つまり、「コンカッション」concussion、つまり振盪(しんとう)。代表的なものが脳震盪。繰り返し頭部をぶつけた時、そのときにはどんな検査でもわからない進行性の脳変性としてずっとあとになって慢性外傷性脳症(CTE)を発症することがあると。具体的な症状は攻撃性、錯乱、抑うつ状態などの認知症症状。ボクシングではパンチドランカーとして良く知られているが、米国ではアメリカンフットボールで裁判になった事例があるのだ。
「コンカッション」はNFL(ナショナル・フットボール・リーグ)の選手と慢性外傷性脳症との相関を発見し、それを指摘したせいでNFLの関係者から脅迫を受けるナイジェリア出身の医師(ウイル・スミスが好演)の実話を基に作られている。
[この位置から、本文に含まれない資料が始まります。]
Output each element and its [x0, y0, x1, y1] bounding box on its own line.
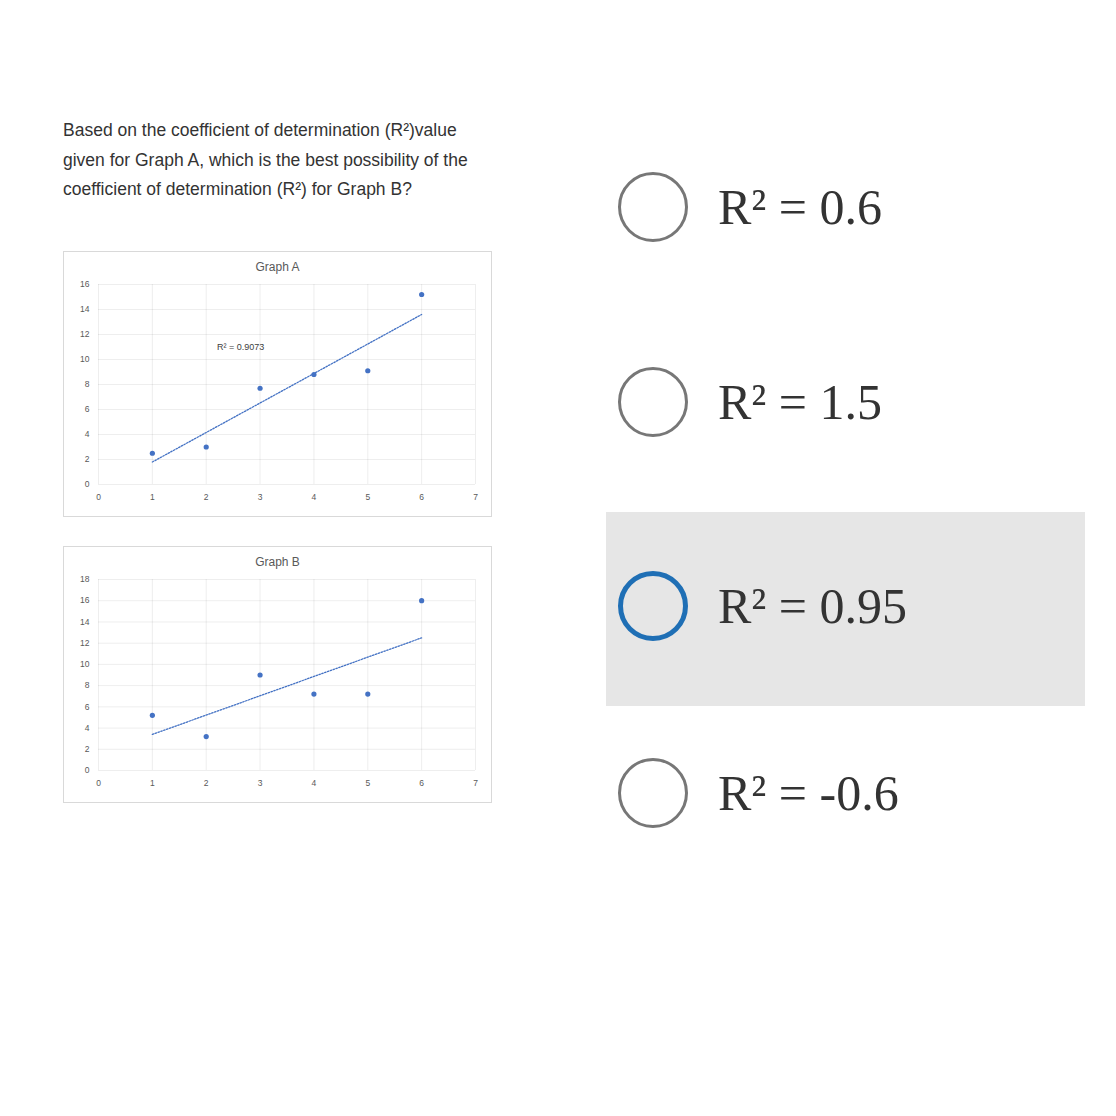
html-text:Based on the coefficient of de: Based on the coefficient of determinatio… [63, 120, 468, 199]
svg-text:6: 6 [419, 778, 424, 788]
svg-text:5: 5 [365, 778, 370, 788]
html-text:R² = 0.6: R² = 0.6 [718, 179, 882, 236]
html-text:R² = -0.6: R² = -0.6 [718, 765, 899, 822]
svg-text:8: 8 [85, 680, 90, 690]
svg-text:4: 4 [85, 723, 90, 733]
svg-text:2: 2 [85, 454, 90, 464]
svg-text:2: 2 [204, 778, 209, 788]
svg-text:6: 6 [85, 702, 90, 712]
svg-text:5: 5 [365, 492, 370, 502]
svg-text:3: 3 [258, 492, 263, 502]
html-text:R² = 0.95: R² = 0.95 [718, 578, 907, 635]
svg-text:10: 10 [80, 659, 90, 669]
svg-text:7: 7 [473, 778, 478, 788]
svg-text:18: 18 [80, 574, 90, 584]
svg-text:4: 4 [85, 429, 90, 439]
svg-text:1: 1 [150, 778, 155, 788]
svg-text:14: 14 [80, 617, 90, 627]
html-text:Graph B: Graph B [255, 555, 300, 569]
svg-text:4: 4 [312, 492, 317, 502]
html-text:R² = 1.5: R² = 1.5 [718, 374, 882, 431]
html-text:Graph A: Graph A [255, 260, 300, 274]
svg-text:10: 10 [80, 354, 90, 364]
svg-text:0: 0 [85, 765, 90, 775]
svg-text:14: 14 [80, 304, 90, 314]
svg-text:6: 6 [85, 404, 90, 414]
svg-text:7: 7 [473, 492, 478, 502]
svg-text:2: 2 [204, 492, 209, 502]
svg-text:2: 2 [85, 744, 90, 754]
svg-text:3: 3 [258, 778, 263, 788]
svg-text:0: 0 [85, 479, 90, 489]
svg-text:0: 0 [96, 778, 101, 788]
svg-text:8: 8 [85, 379, 90, 389]
svg-text:16: 16 [80, 279, 90, 289]
svg-text:R² = 0.9073: R² = 0.9073 [217, 342, 264, 352]
svg-text:12: 12 [80, 329, 90, 339]
svg-text:0: 0 [96, 492, 101, 502]
svg-text:4: 4 [312, 778, 317, 788]
svg-text:1: 1 [150, 492, 155, 502]
svg-text:6: 6 [419, 492, 424, 502]
svg-text:16: 16 [80, 595, 90, 605]
svg-text:12: 12 [80, 638, 90, 648]
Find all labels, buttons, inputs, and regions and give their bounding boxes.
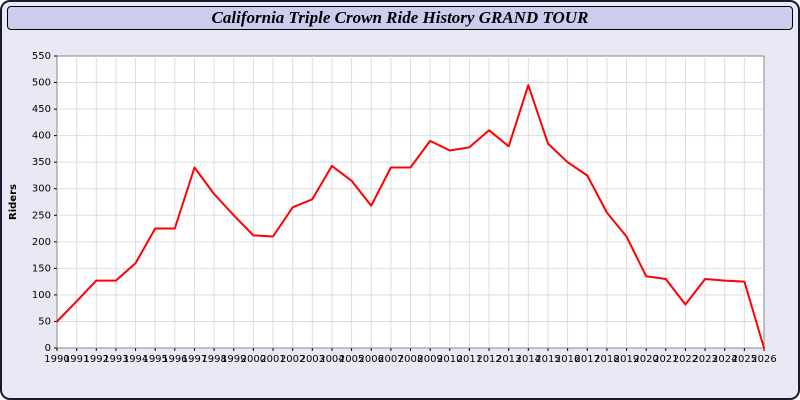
y-tick-label: 450 [32, 104, 51, 115]
y-tick-label: 500 [32, 78, 51, 89]
x-tick-label: 1999 [221, 354, 246, 365]
x-tick-label: 2005 [339, 354, 364, 365]
x-tick-label: 2022 [673, 354, 698, 365]
x-tick-label: 2013 [496, 354, 521, 365]
x-tick-label: 2020 [633, 354, 658, 365]
x-tick-label: 2001 [260, 354, 285, 365]
x-tick-label: 2019 [614, 354, 639, 365]
x-tick-label: 1991 [64, 354, 89, 365]
x-tick-label: 2012 [476, 354, 501, 365]
x-tick-label: 1996 [162, 354, 187, 365]
x-tick-label: 2018 [594, 354, 619, 365]
y-tick-label: 250 [32, 210, 51, 221]
x-tick-label: 2009 [417, 354, 442, 365]
x-tick-label: 2017 [575, 354, 600, 365]
y-tick-label: 50 [38, 316, 51, 327]
y-tick-label: 200 [32, 237, 51, 248]
y-tick-label: 100 [32, 290, 51, 301]
x-tick-label: 1994 [123, 354, 148, 365]
x-tick-label: 2011 [457, 354, 482, 365]
x-tick-label: 2025 [732, 354, 757, 365]
x-tick-label: 2015 [535, 354, 560, 365]
y-tick-label: 400 [32, 131, 51, 142]
line-chart: 0501001502002503003504004505005501990199… [8, 51, 777, 365]
x-tick-label: 1992 [84, 354, 109, 365]
x-tick-label: 2024 [712, 354, 737, 365]
x-tick-label: 2014 [516, 354, 541, 365]
x-tick-label: 1995 [142, 354, 167, 365]
x-tick-label: 1990 [44, 354, 69, 365]
x-tick-label: 2026 [751, 354, 776, 365]
riders-line-series [56, 84, 765, 349]
y-axis-title: Riders [8, 184, 19, 220]
x-tick-label: 2023 [692, 354, 717, 365]
page-title: California Triple Crown Ride History GRA… [211, 8, 589, 27]
x-tick-label: 2002 [280, 354, 305, 365]
x-tick-label: 2006 [358, 354, 383, 365]
y-tick-label: 150 [32, 263, 51, 274]
y-tick-label: 0 [45, 343, 51, 354]
y-tick-label: 550 [32, 51, 51, 62]
chart-title-bar: California Triple Crown Ride History GRA… [7, 6, 793, 30]
x-tick-label: 1998 [201, 354, 226, 365]
x-tick-label: 1997 [182, 354, 207, 365]
x-tick-label: 1993 [103, 354, 128, 365]
x-tick-label: 2010 [437, 354, 462, 365]
x-tick-label: 2007 [378, 354, 403, 365]
x-tick-label: 2008 [398, 354, 423, 365]
y-tick-label: 350 [32, 157, 51, 168]
y-tick-label: 300 [32, 184, 51, 195]
x-tick-label: 2003 [300, 354, 325, 365]
x-tick-label: 2004 [319, 354, 344, 365]
chart-container: 0 50 100 150 200 250 300 350 400 450 500 550 1990 199… [2, 40, 798, 398]
x-tick-label: 2021 [653, 354, 678, 365]
x-tick-label: 2000 [241, 354, 266, 365]
x-tick-label: 2016 [555, 354, 580, 365]
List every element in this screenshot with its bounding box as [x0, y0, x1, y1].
アメリカにおけるNFLは、NBA(バスケットボール)と並び、日本でいえば野球+サッカーを足したよりずっとメジャーなスポーツでその経済効果は膨大なものとなっており、当然ながらオモテとウラに多くのヒト・モノ・カネが動いている。映画では、NFLとCTEの相関を暴こうとしたばかりに、在留資格をはく奪されそうになったり州外に飛ばされたりはするのだが、アメリカらしく多くの友人(アレック・ボールドウィン、アルバート・ブルックス)に助けられて・・とハッピーエンドに終わる。日本経済新聞16年7月10日の記事によればNFLが脳震盪で後遺症が残ることを認めたために、子供の競技人口が減って、アメリカの「国技」もピンチらしい。
ところで、うつ病で苦しむNFLの元スター選手役で出演したデビット・モース<「グリーンマイル」(99年 米)ほか>がいい演技をしていた。デビット・モースって「レ・ミゼラブル」(12年 米)でジャベール役を演じたラッセル・クロウに似てると思わないかい?